Tao Shuxin, Xiao Xinxing, Li Xin, Na Fan, Na Guo, Wang Shuang, Zhang Pin, Hao Fang, Zhao Peiran, Guo Dong, Liu Xuewu, Yang Dawei
Department of Neurology, Liaocheng People's Hospital, Liaocheng, Shandong, China.
Department of Clinical Laboratory, Zibo Central Hospital, Zibo, Shandong, China.
Front Neurol. 2023 Apr 14;14:1153193. doi: 10.3389/fneur.2023.1153193. eCollection 2023.
The pathophysiological processes linked to an acute ischemic stroke (IS) can be reflected in the circulating metabolome. Amino acids (AAs) have been demonstrated to be one of the most significant metabolites that can undergo significant alteration after a stroke.
We sought to identify the potential biomarkers for the early detection of IS using an extensive targeted technique for reliable quantification of 27 different AAs based on ultra-performance liquid chromatography tandem mass spectrometry (UPLC-MS/MS). A cohort with 216 participants was enrolled, including 70 mild to moderate ischemic stroke patients (National Institutes of Health Stroke Scale < 15, MB group), 76 stroke mimics (MM group) and 70 healthy controls (NC group).
It was found that upon comparing MB and MM to control patients, AAs shifts were detected partial least squares discrimination analysis (PLS-DA) and pathway analysis. Interestingly, MB and MM exhibited similar AAs pattern.
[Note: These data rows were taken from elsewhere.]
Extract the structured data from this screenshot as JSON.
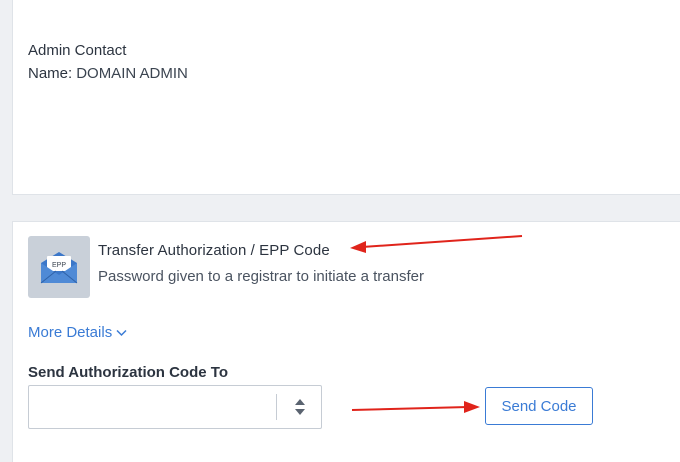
{
  "admin_contact": {
    "title": "Admin Contact",
    "name_label": "Name:",
    "name_value": "DOMAIN ADMIN"
  },
  "transfer": {
    "icon": "envelope-epp-icon",
    "icon_text": "EPP",
    "title": "Transfer Authorization / EPP Code",
    "subtitle": "Password given to a registrar to initiate a transfer",
    "more_details": "More Details",
    "send_label": "Send Authorization Code To",
    "select_value": "",
    "send_button": "Send Code"
  },
  "colors": {
    "accent": "#3a7bd5",
    "annotation_arrow": "#e0241b",
    "icon_tile": "#c9d0d9",
    "envelope": "#3b77c9"
  }
}
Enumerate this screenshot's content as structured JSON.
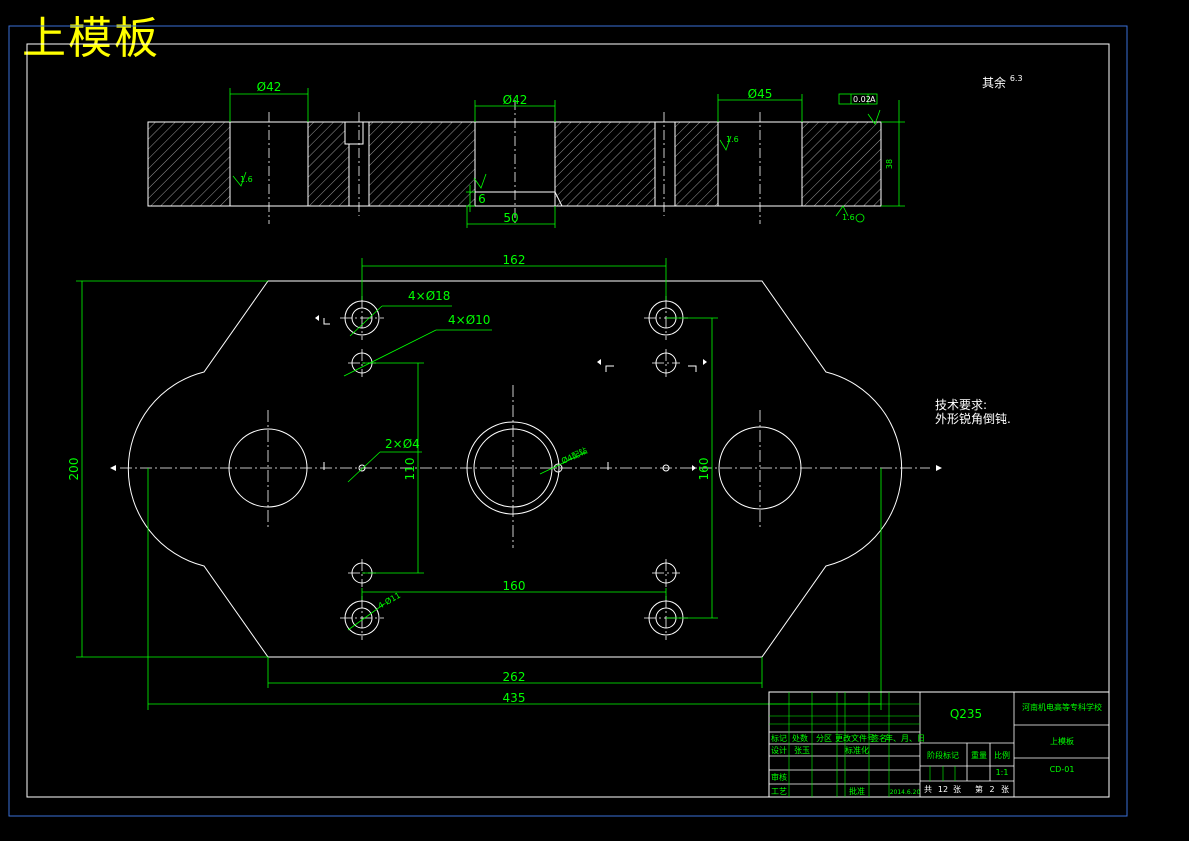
{
  "title": "上模板",
  "roughness_note": "其余",
  "roughness_value": "6.3",
  "tech": {
    "heading": "技术要求:",
    "line1": "外形锐角倒钝."
  },
  "section_dims": {
    "d42_left": "Ø42",
    "d42_mid": "Ø42",
    "d45": "Ø45",
    "w50": "50",
    "h6": "6",
    "h38": "38",
    "ra_left": "1.6",
    "ra_right": "1.6",
    "ra_bottom": "1.6",
    "flat_tol": "0.02",
    "flat_ref": "A"
  },
  "plan_dims": {
    "w162": "162",
    "w160": "160",
    "w262": "262",
    "w435": "435",
    "h200": "200",
    "h110": "110",
    "h160": "160",
    "holes_18": "4×Ø18",
    "holes_10": "4×Ø10",
    "holes_4": "2×Ø4",
    "center_note": "Ø4配钻",
    "pin_note": "4-Ø11"
  },
  "title_block": {
    "material": "Q235",
    "school": "河南机电高等专科学校",
    "part_name": "上模板",
    "drawing_no": "CD-01",
    "scale": "1:1",
    "headers": [
      "标记",
      "处数",
      "分区",
      "更改文件号",
      "签名",
      "年、月、日"
    ],
    "design_label": "设计",
    "designer": "张玉",
    "std_label": "标准化",
    "stage_label": "阶段标记",
    "weight_label": "重量",
    "scale_label": "比例",
    "review_label": "审核",
    "process_label": "工艺",
    "approve_label": "批准",
    "date": "2014.6.20",
    "sheets_total_label": "共",
    "sheets_total": "12",
    "sheets_unit": "张",
    "sheet_no_label": "第",
    "sheet_no": "2"
  }
}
Moreover, ornithine, asparagine, valine, citrulline, and cysteine were identified for inclusion in a biomarker panel for early-stage stroke detection based upon an AUC of 0.968 (95% CI 0.924-0.998). Levels of ornithine were positively associated with infract volume, 3 months mRS score, and National Institutes of Health Stroke Scale (NIHSS) score in MB. In addition, a metabolites biomarker panel, including ornithine, taurine, phenylalanine, citrulline, cysteine, yielded an AUC of 0.99 (95% CI 0.966-1) which can be employed to effectively discriminate MM patients from control.
Overall, alternations in serum AAs are characteristic metabolic features of MB and MM. AAs could serve as promising biomarkers for the early diagnosis of MB patients since mild to moderate IS patients were enrolled in the study. The metabolism of AAs can be considered as a key indicator for both the prevention and treatment of IS.
与急性缺血性中风(IS)相关的病理生理过程可反映在循环代谢组中。氨基酸(AAs)已被证明是中风后可发生显著改变的最重要代谢物之一。
我们试图使用一种广泛的靶向技术,基于超高效液相色谱串联质谱(UPLC-MS/MS)对27种不同的氨基酸进行可靠定量,以确定用于早期检测IS的潜在生物标志物。纳入了一个由216名参与者组成的队列,包括70名轻度至中度缺血性中风患者(美国国立卫生研究院卒中量表<15,MB组)、76名疑似中风患者(MM组)和70名健康对照者(NC组)。
通过偏最小二乘判别分析(PLS-DA)和通路分析发现,将MB组和MM组与对照患者进行比较时,检测到氨基酸变化。有趣的是,MB组和MM组表现出相似的氨基酸模式。此外,基于曲线下面积(AUC)为0.968(95%可信区间0.924-0.998),确定将鸟氨酸、天冬酰胺、缬氨酸、瓜氨酸和半胱氨酸纳入用于早期中风检测的生物标志物面板。在MB组中,鸟氨酸水平与梗死体积、3个月改良Rankin量表(mRS)评分及美国国立卫生研究院卒中量表(NIHSS)评分呈正相关。此外,一个包括鸟氨酸、牛磺酸、苯丙氨酸、瓜氨酸、半胱氨酸的代谢物生物标志物面板的AUC为0.99(95%可信区间0.966-1),可用于有效区分MM组患者与对照组。
总体而言,血清氨基酸变化是MB组和MM组的特征性代谢特征。由于本研究纳入了轻度至中度IS患者,氨基酸有望作为MB组患者早期诊断的生物标志物。氨基酸代谢可被视为IS预防和治疗的关键指标。